The danger of a chronic perio underdiagnosis pattern is that it creates a clear timeline in the record. When a board investigator or plaintiff attorney requests a patient’s full chart history, they can see — across years of appointments — that pocket depths were never recorded, that staging and grading was never documented, and that the patient received the same prophylaxis notes visit after visit while their bone was quietly receding.

This is why Harvey’s advice for practices that discover a pattern of documentation gaps is so important: don’t retroactively alter records. Electronic dental records contain metadata. Changing a note after the fact may be discoverable — and altering records is one of the fastest ways to convert a documentation problem into a fraud allegation. Instead, acknowledge the gap, correct the practice going forward, and consult with your malpractice carrier before responding to any inquiry.

The more lasting solution is prevention. And prevention begins with consistent, thorough periodontal charting at every appointment.

Want to Stop Underdiagnosing Perio? Start With the Charting.

The number one barrier to comprehensive periodontal documentation isn’t willingness — it’s time. Hygienists are compressed into back-to-back appointments. Probing and charting competes with patient education, treatment, and communication. And at the end of a full day, writing a detailed, defensible perio note is the last thing anyone wants to do.

This is exactly the problem Alta Voice was built to solve.

Alta Voice’s voice-powered perio charting allows clinicians to complete a comprehensive periodontal chart in under five minutes — without an assistant, without stopping to type, and without sacrificing chairside manner. The system listens in real time, captures the clinical data as it’s spoken, and then uses that charting data — alongside staging and grading from the generated report — to begin writing the clinical note for you. The objective and assessment sections are largely handled. What’s left is the subjective and the plan, which the clinician narrates.

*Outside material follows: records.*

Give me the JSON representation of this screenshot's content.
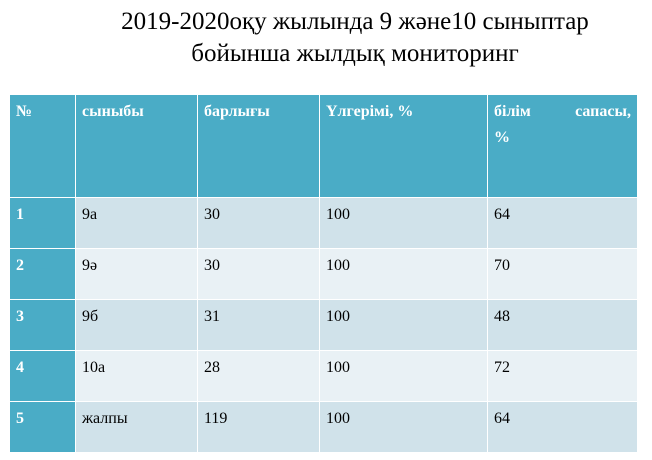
{
  "title": {
    "line1": "2019-2020оқу жылында 9 және10 сыныптар",
    "line2": "бойынша жылдық мониторинг"
  },
  "table": {
    "headers": {
      "no": "№",
      "class": "сыныбы",
      "total": "барлығы",
      "progress": "Үлгерімі, %",
      "quality_word1": "білім",
      "quality_word2": "сапасы,",
      "quality_unit": "%"
    },
    "rows": [
      {
        "no": "1",
        "class": "9а",
        "total": "30",
        "progress": "100",
        "quality": "64"
      },
      {
        "no": "2",
        "class": "9ә",
        "total": "30",
        "progress": "100",
        "quality": "70"
      },
      {
        "no": "3",
        "class": "9б",
        "total": "31",
        "progress": "100",
        "quality": "48"
      },
      {
        "no": "4",
        "class": "10а",
        "total": "28",
        "progress": "100",
        "quality": "72"
      },
      {
        "no": "5",
        "class": "жалпы",
        "total": "119",
        "progress": "100",
        "quality": "64"
      }
    ]
  },
  "colors": {
    "header_bg": "#4aacc6",
    "row_odd_bg": "#d0e2ea",
    "row_even_bg": "#e9f1f5"
  }
}
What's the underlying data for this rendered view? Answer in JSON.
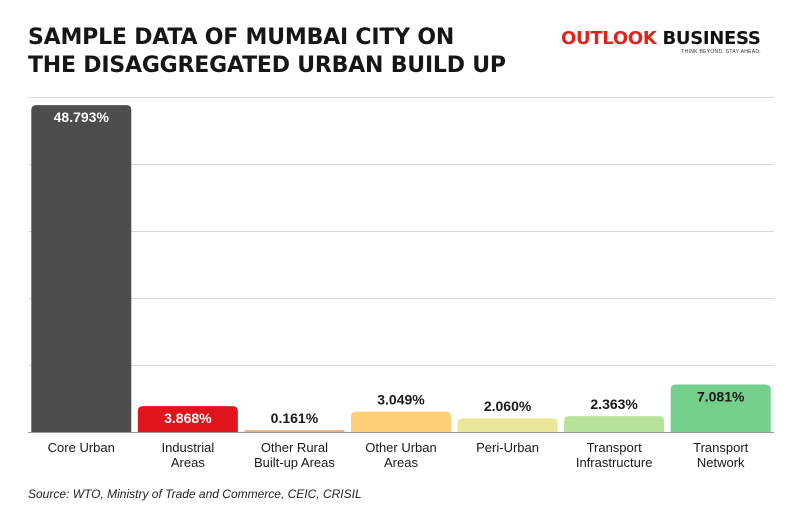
{
  "title_lines": [
    "SAMPLE DATA OF MUMBAI CITY ON",
    "THE DISAGGREGATED URBAN BUILD UP"
  ],
  "brand": {
    "part1": "OUTLOOK",
    "part2": "BUSINESS",
    "tagline": "THINK BEYOND. STAY AHEAD."
  },
  "source": "Source: WTO, Ministry of Trade and Commerce, CEIC, CRISIL",
  "colors": {
    "brand_red": "#e2231a",
    "gridline": "#d9d9d9",
    "baseline": "#9a9a9a"
  },
  "chart_data": {
    "type": "bar",
    "title": "SAMPLE DATA OF MUMBAI CITY ON THE DISAGGREGATED URBAN BUILD UP",
    "categories": [
      [
        "Core Urban"
      ],
      [
        "Industrial",
        "Areas"
      ],
      [
        "Other Rural",
        "Built-up Areas"
      ],
      [
        "Other Urban",
        "Areas"
      ],
      [
        "Peri-Urban"
      ],
      [
        "Transport",
        "Infrastructure"
      ],
      [
        "Transport",
        "Network"
      ]
    ],
    "values": [
      48.793,
      3.868,
      0.161,
      3.049,
      2.06,
      2.363,
      7.081
    ],
    "value_labels": [
      "48.793%",
      "3.868%",
      "0.161%",
      "3.049%",
      "2.060%",
      "2.363%",
      "7.081%"
    ],
    "bar_colors": [
      "#4d4d4d",
      "#e0141b",
      "#f4b183",
      "#ffcf7a",
      "#ebe79a",
      "#b6e29a",
      "#72cf8c"
    ],
    "label_colors": [
      "#ffffff",
      "#ffffff",
      "#1a1a1a",
      "#1a1a1a",
      "#1a1a1a",
      "#1a1a1a",
      "#1a1a1a"
    ],
    "label_inside": [
      true,
      true,
      false,
      false,
      false,
      false,
      true
    ],
    "ylim": [
      0,
      50
    ],
    "gridlines": [
      10,
      20,
      30,
      40,
      50
    ],
    "grid": true,
    "legend": "none",
    "xlabel": "",
    "ylabel": ""
  }
}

The result is a note that is complete, specific, and tailored — every single time. Not because the hygienist stayed late. Not because the dentist squeezed in extra documentation time. Because the process was built around how dental professionals actually work.

If your practice is serious about closing the perio underdiagnosis gap, the place to start is with a tool that makes comprehensive charting the path of least resistance, not the path of most effort.

The documentation isn’t just for the board. It’s for the patient. Caught early, periodontal disease is reversible. The same complete clinical record that protects your practice is the one that gives your patient a fighting chance at keeping their teeth.

 

Disclaimer: The information presented in this article is intended for educational and informational purposes only and does not constitute legal advice. Individual circumstances vary; dental practices are encouraged to seek independent professional counsel regarding specific legal or compliance matters in their state.